Simply put, they are modern day con men (or women) and charlatans.

The second groups are a little bit more complex.  They operate on a cult of personality type basis.  They try and build an audience who follows them, cheers them on and the audience revels in the shenanigans of their hero.  These people are just living vicariously through this person.

For the most part, it’s harmless, until they start selling access and encouraging people to do what they do from a lifestyle and method of operation perspective.

First of all, that won’t work for most people.  The overwhelming majority of us couldn’t pull that off.

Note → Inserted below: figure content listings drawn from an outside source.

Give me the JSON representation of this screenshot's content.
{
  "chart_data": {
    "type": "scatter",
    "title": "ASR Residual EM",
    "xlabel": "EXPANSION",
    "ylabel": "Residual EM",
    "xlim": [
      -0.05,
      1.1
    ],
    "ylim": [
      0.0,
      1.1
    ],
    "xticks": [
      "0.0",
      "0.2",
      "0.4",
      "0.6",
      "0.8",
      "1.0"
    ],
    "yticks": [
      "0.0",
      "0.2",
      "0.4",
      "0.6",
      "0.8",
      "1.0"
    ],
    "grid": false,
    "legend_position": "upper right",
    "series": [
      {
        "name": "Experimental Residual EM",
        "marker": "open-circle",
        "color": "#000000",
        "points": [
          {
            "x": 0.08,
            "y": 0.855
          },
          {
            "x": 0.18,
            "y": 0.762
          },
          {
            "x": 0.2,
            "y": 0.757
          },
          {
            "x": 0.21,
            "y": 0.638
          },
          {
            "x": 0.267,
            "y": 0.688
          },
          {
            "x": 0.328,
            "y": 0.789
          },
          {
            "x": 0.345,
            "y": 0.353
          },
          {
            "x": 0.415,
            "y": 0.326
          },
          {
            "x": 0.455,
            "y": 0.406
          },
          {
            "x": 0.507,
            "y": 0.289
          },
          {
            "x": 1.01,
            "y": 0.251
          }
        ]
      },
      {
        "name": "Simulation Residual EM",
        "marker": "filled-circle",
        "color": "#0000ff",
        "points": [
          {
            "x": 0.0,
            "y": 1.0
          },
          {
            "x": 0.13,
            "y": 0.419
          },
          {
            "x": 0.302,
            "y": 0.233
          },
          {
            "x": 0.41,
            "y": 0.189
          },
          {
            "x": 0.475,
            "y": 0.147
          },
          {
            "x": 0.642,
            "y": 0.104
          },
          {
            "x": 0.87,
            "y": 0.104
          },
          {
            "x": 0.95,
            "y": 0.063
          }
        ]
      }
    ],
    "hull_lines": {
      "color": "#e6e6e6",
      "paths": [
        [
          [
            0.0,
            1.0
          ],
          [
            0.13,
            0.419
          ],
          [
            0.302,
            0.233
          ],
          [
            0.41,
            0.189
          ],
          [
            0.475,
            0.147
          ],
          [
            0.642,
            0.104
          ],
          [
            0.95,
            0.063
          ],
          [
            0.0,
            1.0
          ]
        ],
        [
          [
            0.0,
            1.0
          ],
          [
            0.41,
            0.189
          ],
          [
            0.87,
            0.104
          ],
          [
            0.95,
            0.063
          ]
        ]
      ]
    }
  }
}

And secondly, it focuses people on the wrong things.  When someone tries to be more like me behaviourally, they aren’t actually focusing on building their own business.  They end up measuring the wrong stuff and mimicking patterns that don’t matter.  These people end up spending all their time on Facebook Live exuding confidence and swearing but actually achieving nothing.

The best piece of advice that I can give people is to be themselves – you be you!  Stay in your own lane, run your own race.  I talked about this a bit back in March in a post that you can read here.

There’s nobody in the world as good as you at just being you and vice versa.  If you try and be me, you’re going to at best end up being the second best version of Sean.

And how does that help you?  It doesn’t.

But here’s the secret – the reason why people who teach people to be more like them is because they know that the people following their imposters and clones will “graduate” up the food chain and eventually start following the “real deal”.  They are creating little “mini-me” characters to go do lead gen for them.

So ignore that stuff.  Look at what people do well tactically and strategically and try to reverse engineer it.  Heck, even better, you can find someone like myself, read this blog and I’ll tell you what I’m doing and why.

Ultimately, you want to learn, not emulate.  You want to be the best you that you can, not the second-best version of me.  Take what you can from people, fit it to suit your situation and then make it your own.